Biomass boilers themselves can vary by as much as 40% for the same kilowatt output of boiler.
This is because of several factors, the first being the type of fuel you wish to use, if you were looking to burn a very wet fuel then you would normally require a fully stepped grate, which will cost more than a half stepped grate or underfed stoker, secondly the quality and quantity of materials used to make the boiler, as some models have considerable thicker steel and refractory linings, and thirdly the control functionality and software used to control the boilers can vary. As a general rule try and go for a mid ranged price boiler as this is most likely to offer the best value for money, these will generally be Austrian, Italian or Danish.

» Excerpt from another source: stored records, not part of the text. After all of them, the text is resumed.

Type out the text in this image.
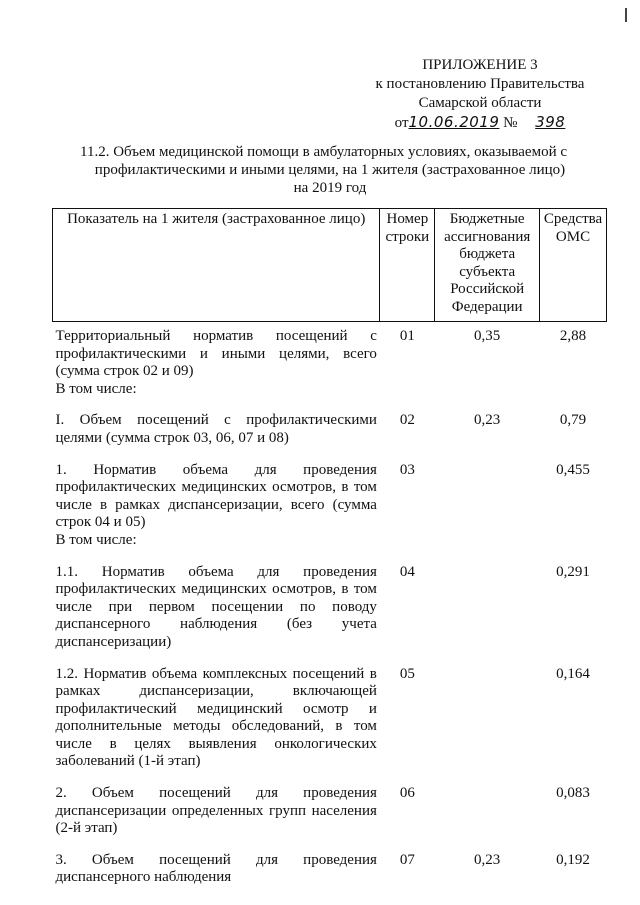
ПРИЛОЖЕНИЕ 3
к постановлению Правительства
Самарской области
от10.06.2019 № 398
11.2. Объем медицинской помощи в амбулаторных условиях, оказываемой с
профилактическими и иными целями, на 1 жителя (застрахованное лицо)
на 2019 год
Показатель на 1 жителя (застрахованное лицо)	Номер строки	Бюджетные ассигнования бюджета субъекта Российской Федерации	Средства ОМС

Территориальный норматив посещений с профилактическими и иными целями, всего (сумма строк 02 и 09)
В том числе:	01	0,35	2,88

I. Объем посещений с профилактическими целями (сумма строк 03, 06, 07 и 08)	02	0,23	0,79

1. Норматив объема для проведения профилактических медицинских осмотров, в том числе в рамках диспансеризации, всего (сумма строк 04 и 05)
В том числе:	03		0,455

1.1. Норматив объема для проведения профилактических медицинских осмотров, в том числе при первом посещении по поводу диспансерного наблюдения (без учета диспансеризации)	04		0,291

1.2. Норматив объема комплексных посещений в рамках диспансеризации, включающей профилактический медицинский осмотр и дополнительные методы обследований, в том числе в целях выявления онкологических заболеваний (1-й этап)	05		0,164

2. Объем посещений для проведения диспансеризации определенных групп населения (2-й этап)	06		0,083

3. Объем посещений для проведения диспансерного наблюдения	07	0,23	0,192
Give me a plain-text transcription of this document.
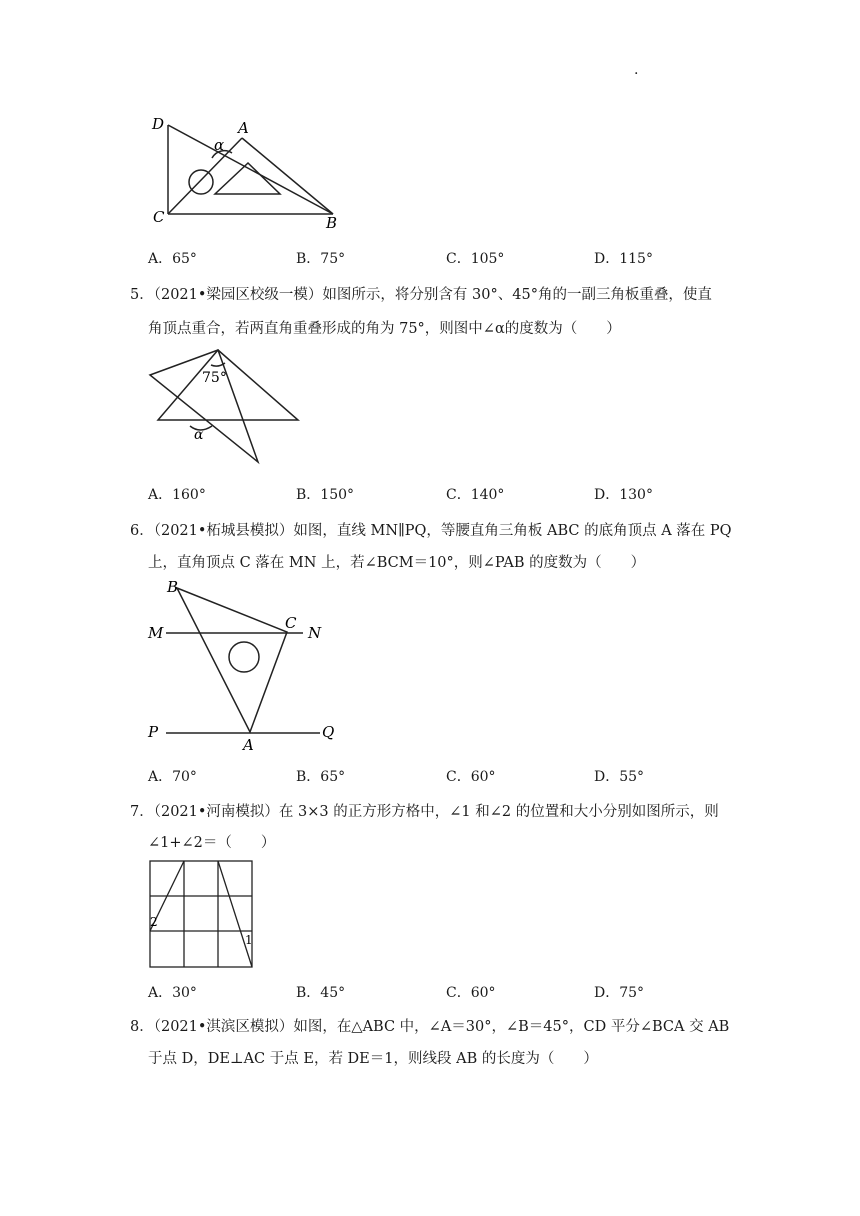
.
D	A
α
C	B
A．65°	B．75°	C．105°	D．115°
5．（2021•梁园区校级一模）如图所示，将分别含有 30°、45°角的一副三角板重叠，使直
角顶点重合，若两直角重叠形成的角为 75°，则图中∠α的度数为（　　）
75°
α
A．160°	B．150°	C．140°	D．130°
6．（2021•柘城县模拟）如图，直线 MN∥PQ，等腰直角三角板 ABC 的底角顶点 A 落在 PQ
上，直角顶点 C 落在 MN 上，若∠BCM＝10°，则∠PAB 的度数为（　　）
B
M
C
N
P
A
Q
A．70°	B．65°	C．60°	D．55°
7．（2021•河南模拟）在 3×3 的正方形方格中，∠1 和∠2 的位置和大小分别如图所示，则
∠1+∠2＝（　　）
2
1
A．30°	B．45°	C．60°	D．75°
8．（2021•淇滨区模拟）如图，在△ABC 中，∠A＝30°，∠B＝45°，CD 平分∠BCA 交 AB
于点 D，DE⊥AC 于点 E，若 DE＝1，则线段 AB 的长度为（　　）
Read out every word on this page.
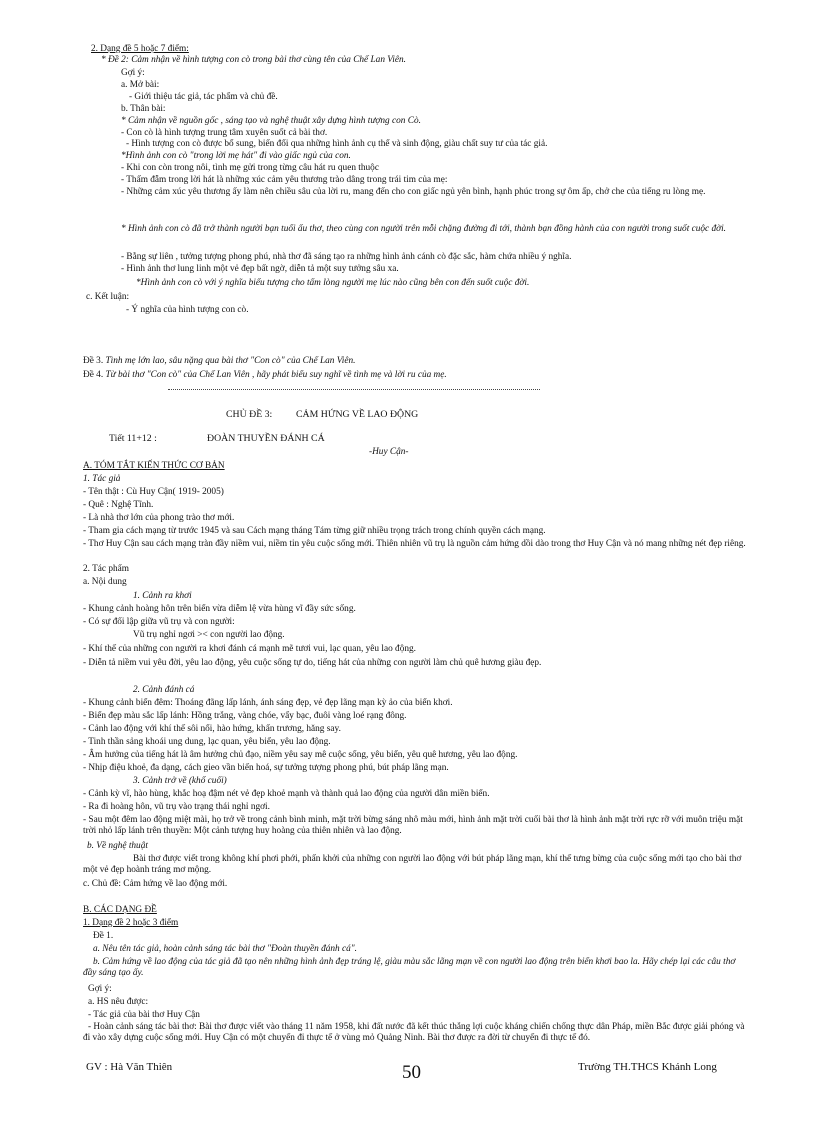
2. Dạng đề 5 hoặc 7 điểm:
* Đề 2: Cảm nhận về hình tượng con cò trong bài thơ cùng tên của Chế Lan Viên.
Gợi ý:
a. Mở bài:
- Giới thiệu tác giả, tác phẩm và chủ đề.
b. Thân bài:
* Cảm nhận về nguồn gốc , sáng tạo và nghệ thuật xây dựng hình tượng con Cò.
- Con cò là hình tượng trung tâm xuyên suốt cả bài thơ.
- Hình tượng con cò được bổ sung, biến đổi qua những hình ảnh cụ thể và sinh động, giàu chất suy tư của tác giả.
*Hình ảnh con cò "trong lời mẹ hát" đi vào giấc ngủ của con.
- Khi con còn trong nôi, tình mẹ gửi trong từng câu hát ru quen thuộc
- Thấm đẫm trong lời hát là những xúc cảm yêu thương trào dâng trong trái tim của mẹ:
- Những cảm xúc yêu thương ấy làm nên chiều sâu của lời ru, mang đến cho con giấc ngủ yên bình, hạnh phúc trong sự ôm ấp, chở che của tiếng ru lòng mẹ.
* Hình ảnh con cò đã trở thành người bạn tuổi ấu thơ, theo cùng con người trên mỗi chặng đường đi tới, thành bạn đồng hành của con người trong suốt cuộc đời.
- Bằng sự liên , tưởng tượng phong phú, nhà thơ đã sáng tạo ra những hình ảnh cánh cò đặc sắc, hàm chứa nhiều ý nghĩa.
- Hình ảnh thơ lung linh một vẻ đẹp bất ngờ, diễn tả một suy tưởng sâu xa.
*Hình ảnh con cò với ý nghĩa biểu tượng cho tấm lòng người mẹ lúc nào cũng bên con đến suốt cuộc đời.
c. Kết luận:
- Ý nghĩa của hình tượng con cò.
Đề 3. Tình mẹ lớn lao, sâu nặng qua bài thơ "Con cò" của Chế Lan Viên.
Đề 4. Từ bài thơ "Con cò" của Chế Lan Viên , hãy phát biểu suy nghĩ về tình mẹ và lời ru của mẹ.
CHỦ ĐỀ 3: CẢM HỨNG VỀ LAO ĐỘNG
Tiết 11+12 :	ĐOÀN THUYỀN ĐÁNH CÁ
-Huy Cận-
A. TÓM TẮT KIẾN THỨC CƠ BẢN
1. Tác giả
- Tên thật : Cù Huy Cận( 1919- 2005)
- Quê : Nghệ Tĩnh.
- Là nhà thơ lớn của phong trào thơ mới.
- Tham gia cách mạng từ trước 1945 và sau Cách mạng tháng Tám từng giữ nhiều trọng trách trong chính quyền cách mạng.
- Thơ Huy Cận sau cách mạng tràn đầy niềm vui, niềm tin yêu cuộc sống mới. Thiên nhiên vũ trụ là nguồn cảm hứng dồi dào trong thơ Huy Cận và nó mang những nét đẹp riêng.
2. Tác phẩm
a. Nội dung
1. Cảnh ra khơi
- Khung cảnh hoàng hôn trên biển vừa diễm lệ vừa hùng vĩ đầy sức sống.
- Có sự đối lập giữa vũ trụ và con người:
Vũ trụ nghỉ ngơi >< con người lao động.
- Khí thế của những con người ra khơi đánh cá mạnh mẽ tươi vui, lạc quan, yêu lao động.
- Diễn tả niềm vui yêu đời, yêu lao động, yêu cuộc sống tự do, tiếng hát của những con người làm chủ quê hương giàu đẹp.
2. Cảnh đánh cá
- Khung cảnh biển đêm: Thoáng đãng lấp lánh, ánh sáng đẹp, vẻ đẹp lãng mạn kỳ ảo của biển khơi.
- Biển đẹp màu sắc lấp lánh: Hồng trắng, vàng chóe, vẩy bạc, đuôi vàng loé rạng đông.
- Cảnh lao động với khí thế sôi nổi, hào hứng, khẩn trương, hăng say.
- Tinh thần sảng khoái ung dung, lạc quan, yêu biển, yêu lao động.
- Âm hưởng của tiếng hát là âm hưởng chủ đạo, niềm yêu say mê cuộc sống, yêu biển, yêu quê hương, yêu lao động.
- Nhịp điệu khoẻ, đa dạng, cách gieo vần biến hoá, sự tưởng tượng phong phú, bút pháp lãng mạn.
3. Cảnh trở về (khổ cuối)
- Cảnh kỳ vĩ, hào hùng, khắc hoạ đậm nét vẻ đẹp khoẻ mạnh và thành quả lao động của người dân miền biển.
- Ra đi hoàng hôn, vũ trụ vào trạng thái nghỉ ngơi.
- Sau một đêm lao động miệt mài, họ trở về trong cảnh bình minh, mặt trời bừng sáng nhô màu mới, hình ảnh mặt trời cuối bài thơ là hình ảnh mặt trời rực rỡ với muôn triệu mặt trời nhỏ lấp lánh trên thuyền: Một cảnh tượng huy hoàng của thiên nhiên và lao động.
b. Về nghệ thuật
Bài thơ được viết trong không khí phơi phới, phấn khởi của những con người lao động với bút pháp lãng mạn, khí thế tưng bừng của cuộc sống mới tạo cho bài thơ một vẻ đẹp hoành tráng mơ mộng.
c. Chủ đề: Cảm hứng về lao động mới.
B. CÁC DẠNG ĐỀ
1. Dạng đề 2 hoặc 3 điểm
Đề 1.
a. Nêu tên tác giả, hoàn cảnh sáng tác bài thơ "Đoàn thuyền đánh cá".
b. Cảm hứng về lao động của tác giả đã tạo nên những hình ảnh đẹp tráng lệ, giàu màu sắc lãng mạn về con người lao động trên biển khơi bao la. Hãy chép lại các câu thơ đầy sáng tạo ấy.
Gợi ý:
a. HS nêu được:
- Tác giả của bài thơ Huy Cận
- Hoàn cảnh sáng tác bài thơ: Bài thơ được viết vào tháng 11 năm 1958, khi đất nước đã kết thúc thắng lợi cuộc kháng chiến chống thực dân Pháp, miền Bắc được giải phóng và đi vào xây dựng cuộc sống mới. Huy Cận có một chuyến đi thực tế ở vùng mỏ Quảng Ninh. Bài thơ được ra đời từ chuyến đi thực tế đó.
GV : Hà Văn Thiên	50	Trường TH.THCS Khánh Long
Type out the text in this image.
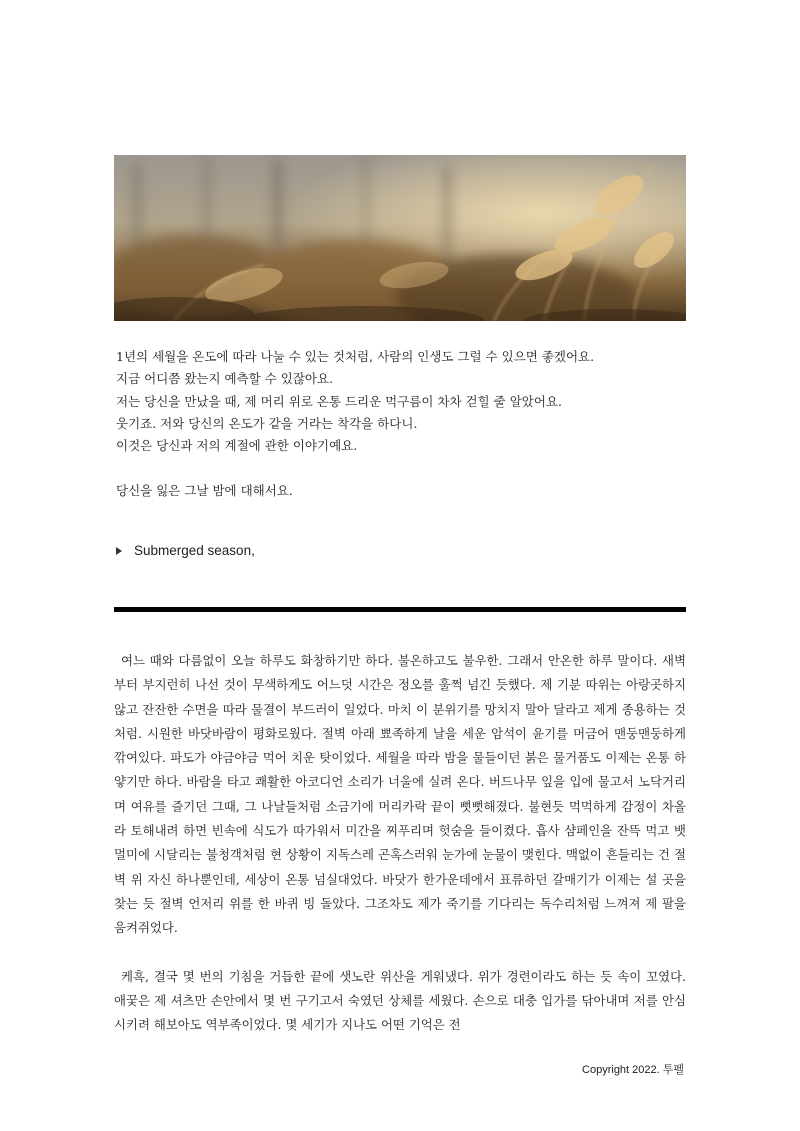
1년의 세월을 온도에 따라 나눌 수 있는 것처럼, 사람의 인생도 그럴 수 있으면 좋겠어요.

지금 어디쯤 왔는지 예측할 수 있잖아요.

저는 당신을 만났을 때, 제 머리 위로 온통 드리운 먹구름이 차차 걷힐 줄 알았어요.

웃기죠. 저와 당신의 온도가 같을 거라는 착각을 하다니.

이것은 당신과 저의 계절에 관한 이야기예요.

당신을 잃은 그날 밤에 대해서요.

Submerged season,

여느 때와 다름없이 오늘 하루도 화창하기만 하다. 불온하고도 불우한. 그래서 안온한 하루 말이다. 새벽부터 부지런히 나선 것이 무색하게도 어느덧 시간은 정오를 훌쩍 넘긴 듯했다. 제 기분 따위는 아랑곳하지 않고 잔잔한 수면을 따라 물결이 부드러이 일었다. 마치 이 분위기를 망치지 말아 달라고 제게 종용하는 것처럼. 시원한 바닷바람이 평화로웠다. 절벽 아래 뾰족하게 날을 세운 암석이 윤기를 머금어 맨둥맨둥하게 깎여있다. 파도가 야금야금 먹어 치운 탓이었다. 세월을 따라 밤을 물들이던 붉은 물거품도 이제는 온통 하얗기만 하다. 바람을 타고 쾌활한 아코디언 소리가 너울에 실려 온다. 버드나무 잎을 입에 물고서 노닥거리며 여유를 즐기던 그때, 그 나날들처럼 소금기에 머리카락 끝이 뻣뻣해졌다. 불현듯 먹먹하게 감정이 차올라 토해내려 하면 빈속에 식도가 따가워서 미간을 찌푸리며 헛숨을 들이켰다. 흡사 샴페인을 잔뜩 먹고 뱃멀미에 시달리는 불청객처럼 현 상황이 지독스레 곤혹스러워 눈가에 눈물이 맺힌다. 맥없이 흔들리는 건 절벽 위 자신 하나뿐인데, 세상이 온통 넘실대었다. 바닷가 한가운데에서 표류하던 갈매기가 이제는 설 곳을 찾는 듯 절벽 언저리 위를 한 바퀴 빙 돌았다. 그조차도 제가 죽기를 기다리는 독수리처럼 느껴져 제 팔을 움켜쥐었다.

케흑, 결국 몇 번의 기침을 거듭한 끝에 샛노란 위산을 게워냈다. 위가 경련이라도 하는 듯 속이 꼬였다. 애꿎은 제 셔츠만 손안에서 몇 번 구기고서 숙였던 상체를 세웠다. 손으로 대충 입가를 닦아내며 저를 안심시키려 해보아도 역부족이었다. 몇 세기가 지나도 어떤 기억은 전

Copyright 2022. 투펠
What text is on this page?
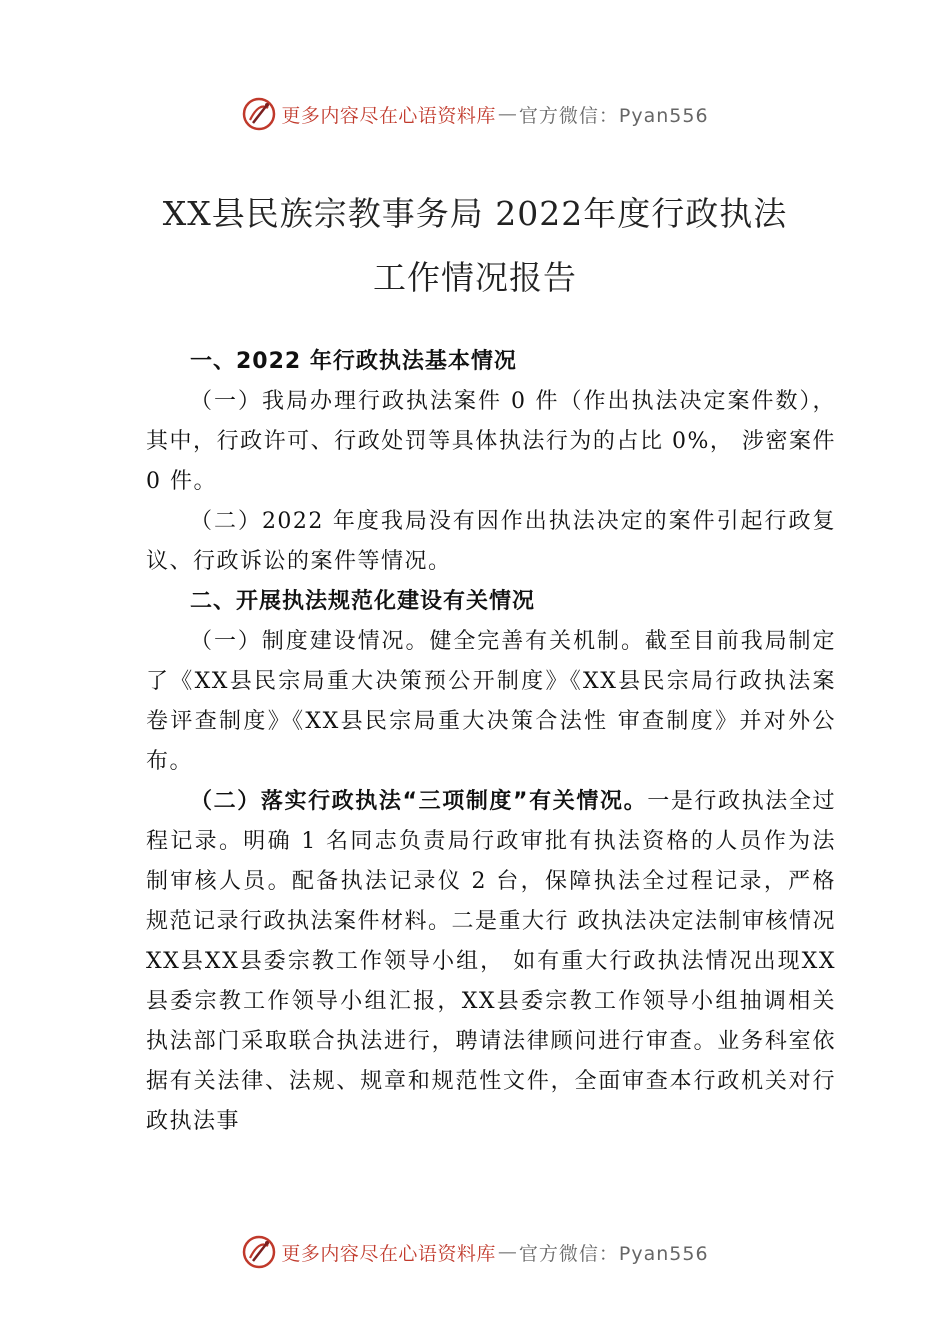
更多内容尽在心语资料库 — 官方微信：Pyan556
XX县民族宗教事务局 2022年度行政执法
工作情况报告
一、2022 年行政执法基本情况

（一）我局办理行政执法案件 0 件（作出执法决定案件数），其中，行政许可、行政处罚等具体执法行为的占比 0%， 涉密案件 0 件。

（二）2022 年度我局没有因作出执法决定的案件引起行政复议、行政诉讼的案件等情况。

二、开展执法规范化建设有关情况

（一）制度建设情况。健全完善有关机制。截至目前我局制定了《XX县民宗局重大决策预公开制度》《XX县民宗局行政执法案卷评查制度》《XX县民宗局重大决策合法性 审查制度》并对外公布。

（二）落实行政执法“三项制度”有关情况。一是行政执法全过程记录。明确 1 名同志负责局行政审批有执法资格的人员作为法制审核人员。配备执法记录仪 2 台，保障执法全过程记录，严格规范记录行政执法案件材料。二是重大行 政执法决定法制审核情况 XX县XX县委宗教工作领导小组， 如有重大行政执法情况出现XX县委宗教工作领导小组汇报，XX县委宗教工作领导小组抽调相关执法部门采取联合执法进行，聘请法律顾问进行审查。业务科室依据有关法律、法规、规章和规范性文件，全面审查本行政机关对行政执法事

更多内容尽在心语资料库 — 官方微信：Pyan556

The system cost is very likely to out weigh the boiler cost and can make up to 80% of your total capital cost. The reasons for this, is completely dependent on the size of boiler / system required. A very small system will typically have a small fuel store (above ground) and can be connected almost directly into the heating system, where a larger system needing bulk delivery’s of fuel are likely to have a below ground fuel store and a district heating network connecting to multiple sub-plant rooms. Clearly any system utilising a below ground store and large district heating networks will involve a substantial civil element with large heating runs, this is likely to increase the cost of a project. However most large scale biomass systems lend them-self to large heat demands, therefore even though the cost can seem expensive the pay back period more than justifies the installation. Also as a general rule, the use of a district heating network will require more complicated controls, this is because of the delivery of heat to multiple buildings.